Sementara itu, Regional Director UNICEF East Asia and The Pasific Regional Office, Marcoluigi Corsi menjelaskan anak merupakan generasi masa depan yang harus dilindungi dari segala bentuk kekerasan dalam kondisi apapun. Kekerasan pada anak bisa dicegah jika semua pihak dapat mengambil tindakan bersama melalui pendekatan multisektor, seperti memberikan edukasi yang baik pada orangtua terkait kesejahteraan mental dan pengasuhan optimal. “UNICEF mendorong upaya pencegahan kekerasan terhadap anak dengan memastikan konferensi ini dapat berhasil dan menjadi inspirasi dalam melancarkan aksi untuk mengakhiri segala bentuk kekerasan terhadap anak,” tegas Marcoluigi.

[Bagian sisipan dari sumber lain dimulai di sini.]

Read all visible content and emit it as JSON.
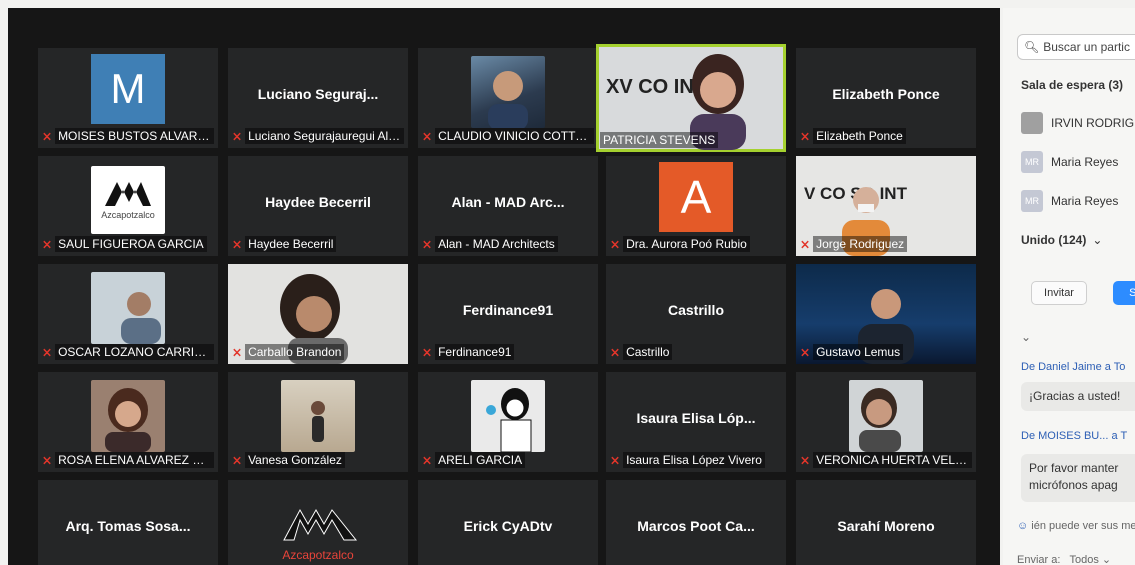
{
  "participants": {
    "moises": {
      "initial": "M",
      "label": "MOISES BUSTOS ALVAREZ"
    },
    "luciano": {
      "big": "Luciano Seguraj...",
      "label": "Luciano Segurajauregui Alv..."
    },
    "claudio": {
      "label": "CLAUDIO VINICIO COTTO A..."
    },
    "patricia": {
      "label": "PATRICIA STEVENS",
      "banner": "XV CO INTE"
    },
    "elizabeth": {
      "big": "Elizabeth Ponce",
      "label": "Elizabeth Ponce"
    },
    "saul": {
      "logo_text": "Azcapotzalco",
      "label": "SAUL FIGUEROA GARCIA"
    },
    "haydee": {
      "big": "Haydee Becerril",
      "label": "Haydee Becerril"
    },
    "alan": {
      "big": "Alan - MAD Arc...",
      "label": "Alan - MAD Architects"
    },
    "aurora": {
      "initial": "A",
      "label": "Dra. Aurora Poó Rubio"
    },
    "jorge": {
      "label": "Jorge Rodriguez",
      "banner": "V CO SO INT"
    },
    "oscar": {
      "label": "OSCAR LOZANO CARRILLO"
    },
    "carballo": {
      "label": "Carballo Brandon"
    },
    "ferdinance": {
      "big": "Ferdinance91",
      "label": "Ferdinance91"
    },
    "castrillo": {
      "big": "Castrillo",
      "label": "Castrillo"
    },
    "gustavo": {
      "label": "Gustavo Lemus"
    },
    "rosa": {
      "label": "ROSA ELENA ALVAREZ MA..."
    },
    "vanesa": {
      "label": "Vanesa González"
    },
    "areli": {
      "label": "ARELI GARCIA"
    },
    "isaura": {
      "big": "Isaura Elisa Lóp...",
      "label": "Isaura Elisa López Vivero"
    },
    "veronica": {
      "label": "VERONICA HUERTA VELAZ..."
    },
    "tomas": {
      "big": "Arq. Tomas Sosa..."
    },
    "azca2": {
      "logo_text": "Azcapotzalco"
    },
    "erick": {
      "big": "Erick CyADtv"
    },
    "marcos": {
      "big": "Marcos Poot Ca..."
    },
    "sarahi": {
      "big": "Sarahí Moreno"
    }
  },
  "colors": {
    "mute": "#e2352a",
    "active_border": "#a5d12f",
    "moises_avatar": "#3f7fb5",
    "aurora_avatar": "#e45a28"
  },
  "sidebar": {
    "search_placeholder": "Buscar un partic",
    "waiting_room": "Sala de espera (3)",
    "waiting": [
      {
        "name": "IRVIN RODRIG",
        "avatar": ""
      },
      {
        "name": "Maria Reyes",
        "avatar": "MR"
      },
      {
        "name": "Maria Reyes",
        "avatar": "MR"
      }
    ],
    "joined": "Unido (124)",
    "invite": "Invitar",
    "mute_btn": "Si",
    "chat": [
      {
        "meta": "De Daniel Jaime a To",
        "text": "¡Gracias a usted!"
      },
      {
        "meta": "De MOISES BU...  a T",
        "text": "Por favor manter micrófonos apag"
      }
    ],
    "who_can_see": "ién puede ver sus me",
    "send_to": "Enviar a:",
    "send_to_value": "Todos"
  }
}
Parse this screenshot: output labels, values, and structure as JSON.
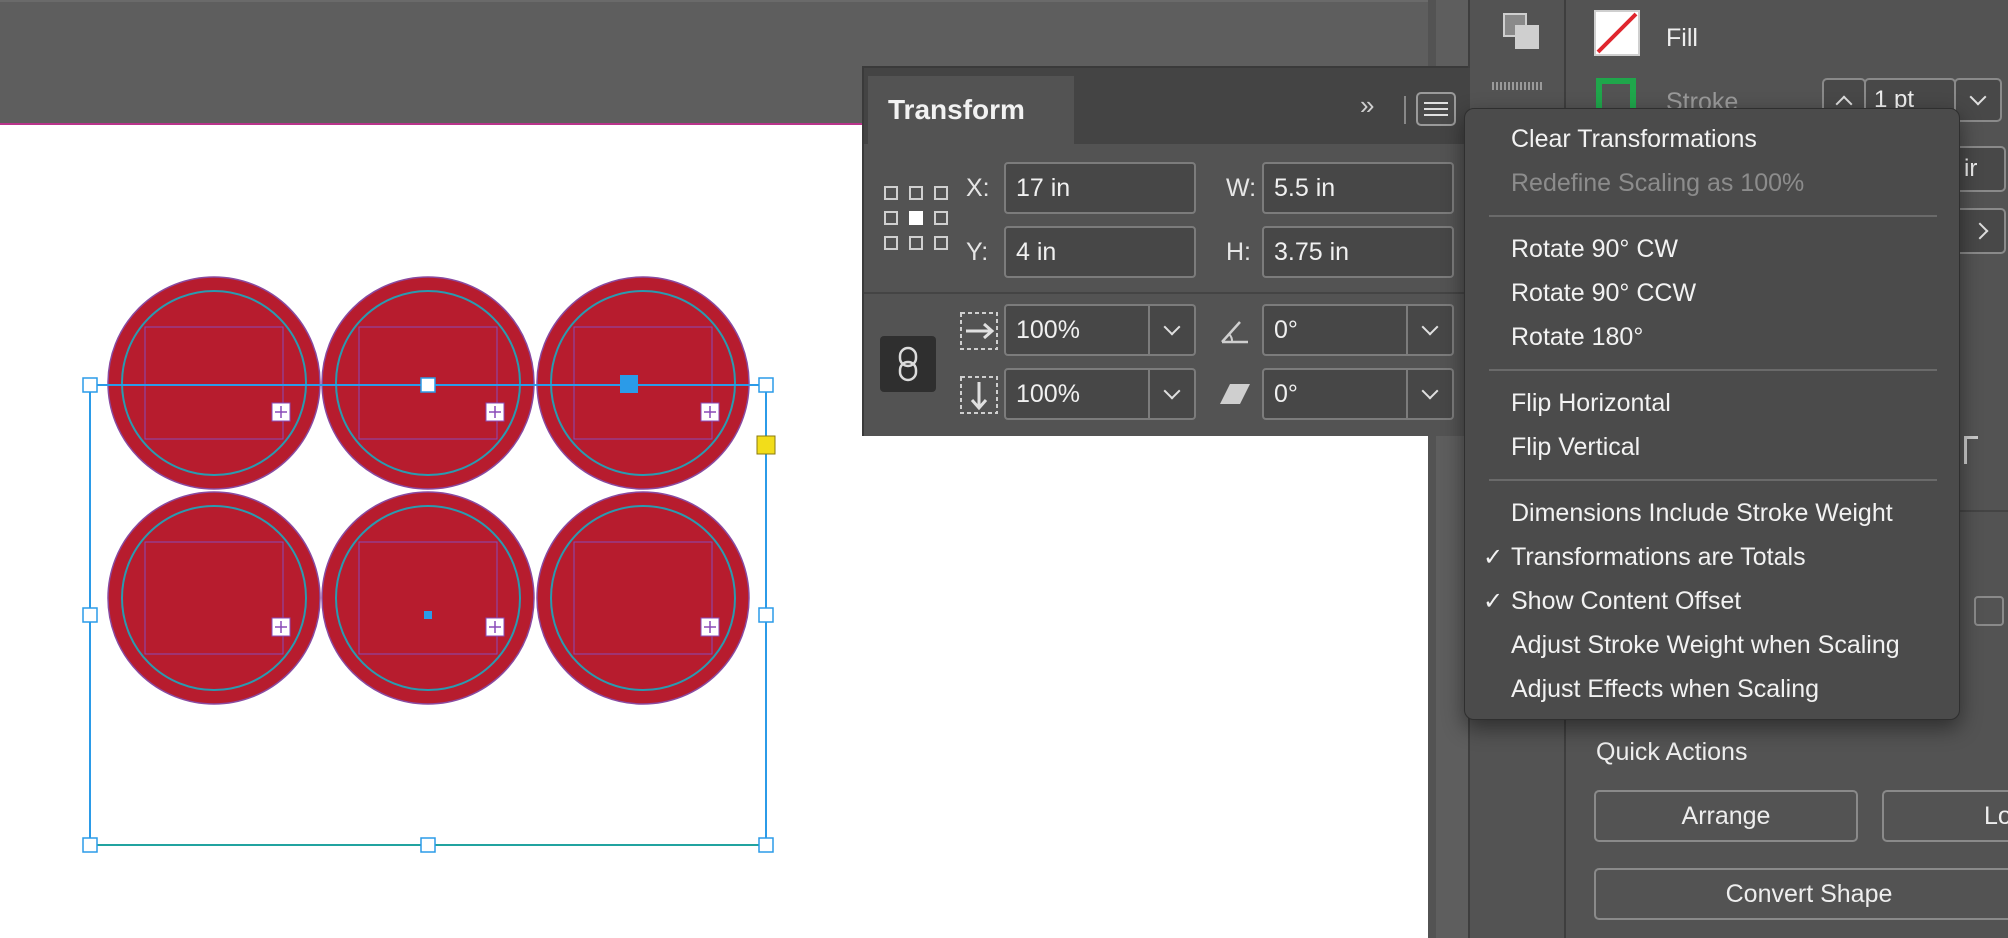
{
  "transform_panel": {
    "tab_title": "Transform",
    "x_label": "X:",
    "x_value": "17 in",
    "y_label": "Y:",
    "y_value": "4 in",
    "w_label": "W:",
    "w_value": "5.5 in",
    "h_label": "H:",
    "h_value": "3.75 in",
    "scale_x": "100%",
    "scale_y": "100%",
    "rotation": "0°",
    "shear": "0°",
    "collapse_glyph": "»",
    "reference_point_selected": "center"
  },
  "context_menu": {
    "items": [
      {
        "label": "Clear Transformations",
        "enabled": true,
        "checked": false
      },
      {
        "label": "Redefine Scaling as 100%",
        "enabled": false,
        "checked": false
      },
      {
        "label": "Rotate 90° CW",
        "enabled": true,
        "checked": false
      },
      {
        "label": "Rotate 90° CCW",
        "enabled": true,
        "checked": false
      },
      {
        "label": "Rotate 180°",
        "enabled": true,
        "checked": false
      },
      {
        "label": "Flip Horizontal",
        "enabled": true,
        "checked": false
      },
      {
        "label": "Flip Vertical",
        "enabled": true,
        "checked": false
      },
      {
        "label": "Dimensions Include Stroke Weight",
        "enabled": true,
        "checked": false
      },
      {
        "label": "Transformations are Totals",
        "enabled": true,
        "checked": true
      },
      {
        "label": "Show Content Offset",
        "enabled": true,
        "checked": true
      },
      {
        "label": "Adjust Stroke Weight when Scaling",
        "enabled": true,
        "checked": false
      },
      {
        "label": "Adjust Effects when Scaling",
        "enabled": true,
        "checked": false
      }
    ],
    "check_glyph": "✓"
  },
  "properties_panel": {
    "fill_label": "Fill",
    "stroke_label": "Stroke",
    "stroke_weight": "1 pt",
    "partial_field": "ir",
    "quick_actions_title": "Quick Actions",
    "arrange_button": "Arrange",
    "partial_button": "Lo",
    "convert_shape_button": "Convert Shape"
  },
  "artwork": {
    "circle_fill": "#b71c2e",
    "circle_stroke": "#2a9bb0",
    "selection_color": "#2b9be8",
    "out_port_color": "#f2dd1a",
    "rows": 2,
    "cols": 3
  }
}
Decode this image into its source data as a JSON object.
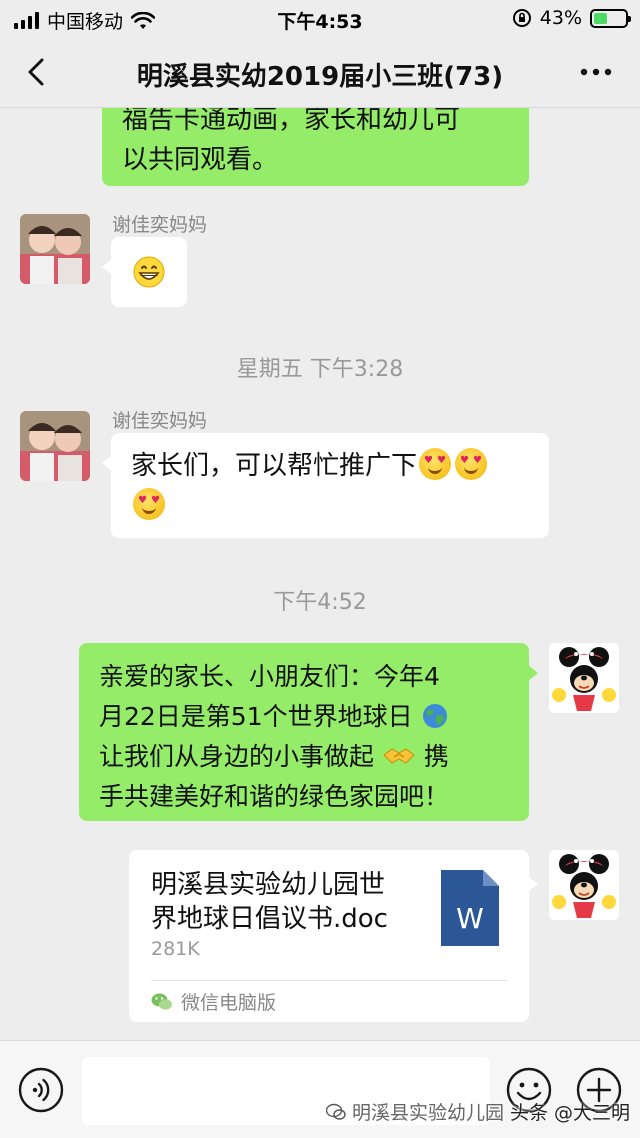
{
  "status_bar": {
    "carrier": "中国移动",
    "time": "下午4:53",
    "battery_percent": "43%",
    "battery_level": 0.43
  },
  "nav": {
    "title": "明溪县实幼2019届小三班(73)"
  },
  "messages": {
    "m1_text_line1": "福告卡通动画，家长和幼儿可",
    "m1_text_line2": "以共同观看。",
    "m2_sender": "谢佳奕妈妈",
    "m2_emoji": "grinning-face",
    "ts1": "星期五 下午3:28",
    "m3_sender": "谢佳奕妈妈",
    "m3_text": "家长们，可以帮忙推广下",
    "ts2": "下午4:52",
    "m4_line1": "亲爱的家长、小朋友们：今年4",
    "m4_line2": "月22日是第51个世界地球日",
    "m4_line3": "让我们从身边的小事做起",
    "m4_line3b": "携",
    "m4_line4": "手共建美好和谐的绿色家园吧！",
    "file_name_line1": "明溪县实验幼儿园世",
    "file_name_line2": "界地球日倡议书.doc",
    "file_size": "281K",
    "file_source": "微信电脑版",
    "file_icon_letter": "W"
  },
  "watermark": {
    "text": "头条 @大三明",
    "text_behind": "明溪县实验幼儿园"
  },
  "colors": {
    "green_bubble": "#95ec69",
    "background": "#ededed",
    "word_blue": "#2b5797"
  },
  "icons": {
    "back": "chevron-left-icon",
    "more": "more-dots-icon",
    "voice": "voice-icon",
    "emoji": "emoji-icon",
    "plus": "plus-icon"
  }
}
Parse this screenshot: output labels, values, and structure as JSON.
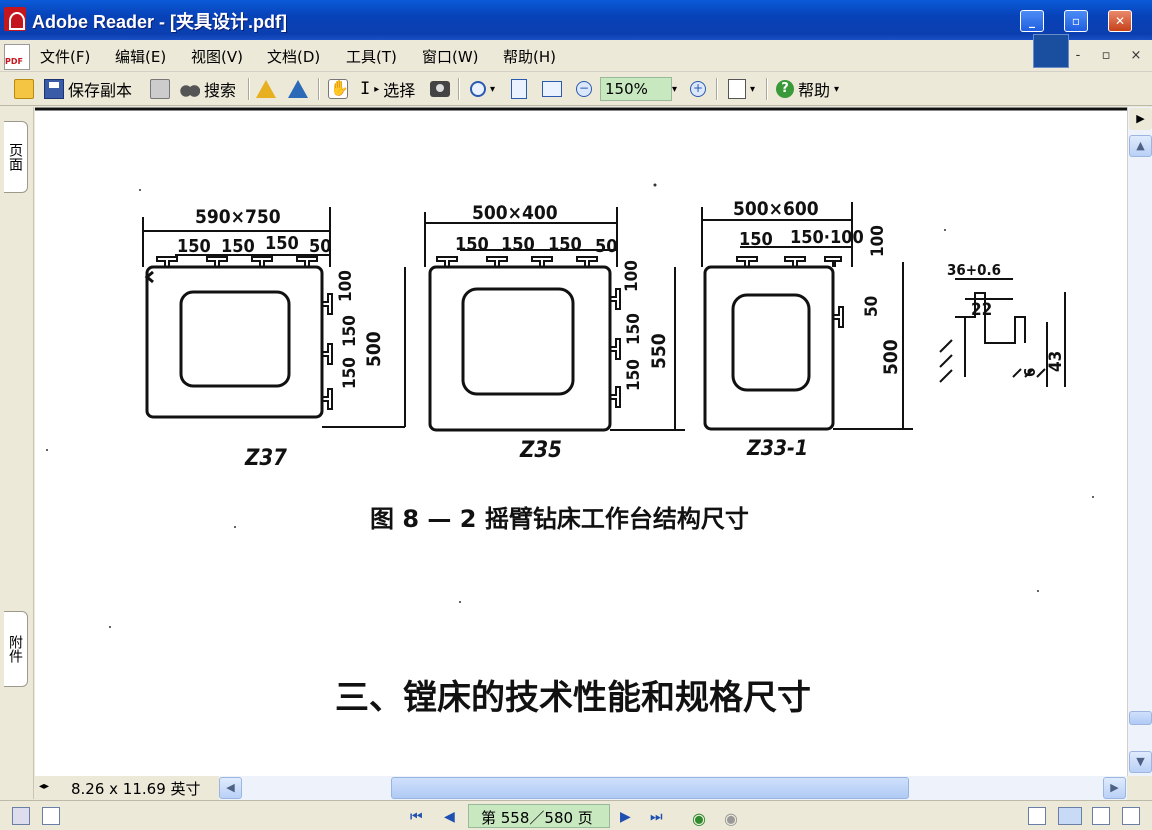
{
  "window": {
    "title": "Adobe Reader - [夹具设计.pdf]",
    "minimize": "_",
    "restore": "▫",
    "close": "✕"
  },
  "menu": {
    "items": [
      "文件(F)",
      "编辑(E)",
      "视图(V)",
      "文档(D)",
      "工具(T)",
      "窗口(W)",
      "帮助(H)"
    ],
    "mdi_minimize": "-",
    "mdi_restore": "▫",
    "mdi_close": "×"
  },
  "toolbar": {
    "save_copy": "保存副本",
    "search": "搜索",
    "select": "选择",
    "zoom": "150%",
    "help": "帮助"
  },
  "side_tabs": {
    "pages": "页面",
    "attachments": "附件"
  },
  "document": {
    "fig_labels": {
      "z37_size": "590×750",
      "z35_size": "500×400",
      "z33_size": "500×600",
      "dim_150": "150",
      "dim_50": "50",
      "dim_100": "100",
      "dim_500": "500",
      "dim_550": "550",
      "dim_150_100": "150·100",
      "detail_36": "36+0.6",
      "detail_22": "22",
      "detail_43": "43",
      "detail_6": "6",
      "z37": "Z37",
      "z35": "Z35",
      "z33": "Z33-1"
    },
    "caption": "图 8 — 2    摇臂钻床工作台结构尺寸",
    "heading": "三、镗床的技术性能和规格尺寸"
  },
  "status": {
    "page_size": "8.26 x 11.69 英寸"
  },
  "nav": {
    "page_display": "第 558／580 页"
  }
}
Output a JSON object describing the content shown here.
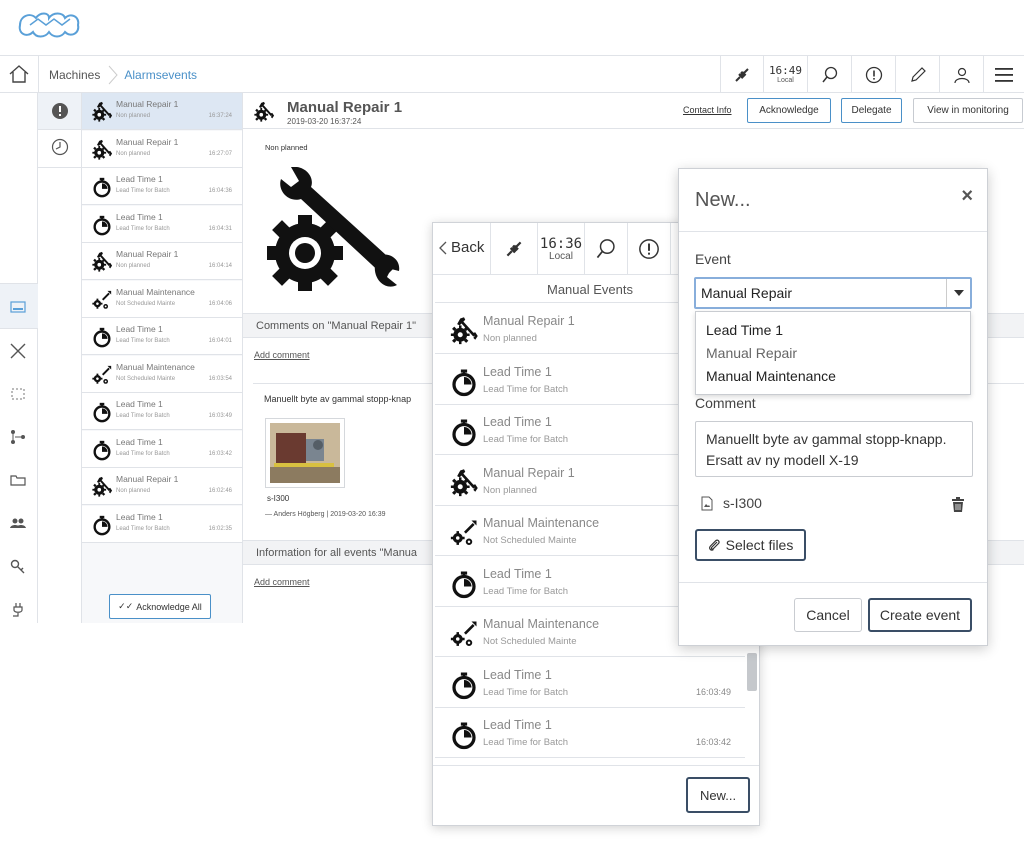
{
  "breadcrumb": {
    "root": "Machines",
    "current": "Alarmsevents"
  },
  "topbar": {
    "clock_time": "16:49",
    "clock_label": "Local"
  },
  "events": [
    {
      "icon": "repair-icon",
      "title": "Manual Repair 1",
      "sub": "Non planned",
      "time": "16:37:24",
      "selected": true
    },
    {
      "icon": "repair-icon",
      "title": "Manual Repair 1",
      "sub": "Non planned",
      "time": "16:27:07"
    },
    {
      "icon": "stopwatch-icon",
      "title": "Lead Time 1",
      "sub": "Lead Time for Batch",
      "time": "16:04:36"
    },
    {
      "icon": "stopwatch-icon",
      "title": "Lead Time 1",
      "sub": "Lead Time for Batch",
      "time": "16:04:31"
    },
    {
      "icon": "repair-icon",
      "title": "Manual Repair 1",
      "sub": "Non planned",
      "time": "16:04:14"
    },
    {
      "icon": "maintenance-icon",
      "title": "Manual Maintenance",
      "sub": "Not Scheduled Mainte",
      "time": "16:04:06"
    },
    {
      "icon": "stopwatch-icon",
      "title": "Lead Time 1",
      "sub": "Lead Time for Batch",
      "time": "16:04:01"
    },
    {
      "icon": "maintenance-icon",
      "title": "Manual Maintenance",
      "sub": "Not Scheduled Mainte",
      "time": "16:03:54"
    },
    {
      "icon": "stopwatch-icon",
      "title": "Lead Time 1",
      "sub": "Lead Time for Batch",
      "time": "16:03:49"
    },
    {
      "icon": "stopwatch-icon",
      "title": "Lead Time 1",
      "sub": "Lead Time for Batch",
      "time": "16:03:42"
    },
    {
      "icon": "repair-icon",
      "title": "Manual Repair 1",
      "sub": "Non planned",
      "time": "16:02:46"
    },
    {
      "icon": "stopwatch-icon",
      "title": "Lead Time 1",
      "sub": "Lead Time for Batch",
      "time": "16:02:35"
    }
  ],
  "ack_all": "Acknowledge All",
  "detail": {
    "title": "Manual Repair 1",
    "date": "2019-03-20 16:37:24",
    "contact": "Contact Info",
    "acknowledge": "Acknowledge",
    "delegate": "Delegate",
    "view": "View in monitoring",
    "type": "Non planned",
    "comments_header": "Comments on \"Manual Repair 1\"",
    "add_comment": "Add comment",
    "comment_text": "Manuellt byte av gammal stopp-knap",
    "attachment": "s-I300",
    "author": "— Anders Högberg | 2019-03-20 16:39",
    "info_header": "Information for all events \"Manua",
    "add_comment2": "Add comment"
  },
  "mobile": {
    "back": "Back",
    "clock_time": "16:36",
    "clock_label": "Local",
    "list_title": "Manual Events",
    "items": [
      {
        "icon": "repair-icon",
        "title": "Manual Repair 1",
        "sub": "Non planned",
        "time": ""
      },
      {
        "icon": "stopwatch-icon",
        "title": "Lead Time 1",
        "sub": "Lead Time for Batch",
        "time": ""
      },
      {
        "icon": "stopwatch-icon",
        "title": "Lead Time 1",
        "sub": "Lead Time for Batch",
        "time": ""
      },
      {
        "icon": "repair-icon",
        "title": "Manual Repair 1",
        "sub": "Non planned",
        "time": ""
      },
      {
        "icon": "maintenance-icon",
        "title": "Manual Maintenance",
        "sub": "Not Scheduled Mainte",
        "time": ""
      },
      {
        "icon": "stopwatch-icon",
        "title": "Lead Time 1",
        "sub": "Lead Time for Batch",
        "time": ""
      },
      {
        "icon": "maintenance-icon",
        "title": "Manual Maintenance",
        "sub": "Not Scheduled Mainte",
        "time": ""
      },
      {
        "icon": "stopwatch-icon",
        "title": "Lead Time 1",
        "sub": "Lead Time for Batch",
        "time": "16:03:49"
      },
      {
        "icon": "stopwatch-icon",
        "title": "Lead Time 1",
        "sub": "Lead Time for Batch",
        "time": "16:03:42"
      }
    ],
    "new_button": "New..."
  },
  "dialog": {
    "title": "New...",
    "close": "×",
    "event_label": "Event",
    "event_value": "Manual Repair",
    "options": [
      "Lead Time 1",
      "Manual Repair",
      "Manual Maintenance"
    ],
    "comment_label": "Comment",
    "comment_line1": "Manuellt byte av gammal stopp-knapp.",
    "comment_line2": "Ersatt av ny modell X-19",
    "file_name": "s-I300",
    "select_files": "Select files",
    "cancel": "Cancel",
    "create": "Create event"
  }
}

Pada rangkaian acara ini, turut hadir anak-anak perwakilan dari berbagai negara yaitu Indonesia, Malaysia, Filipina, Brunei Darussalam, Vietnam yang menyampaikan rekomendasi terkait hasil survei regional kepada 9.333 anak dari 13 negara dan FGD kepada anak-anak perwakilan enam negara, termasuk Indonesia. Adapun hasil rekomendasi tersebut menyoroti pentingnya meningkatkan pemahaman anak untuk memastikan terjaganya kesehatan mental, kesejahteraan anak, dan melindungi anak dari kekerasan di media daring; meningkatkan kapasitas guru demi mengakhiri bullying di sekolah dan mencegah adanya hukuman fisik; memberikan edukasi pranikah kepada para calon orangtua untuk memastikan terciptanya lingkungan rumah yang positif bagi anak; serta melibatkan anak sebagai agen perubahan dalam mengakhiri segara bentuk kekerasan pada anak.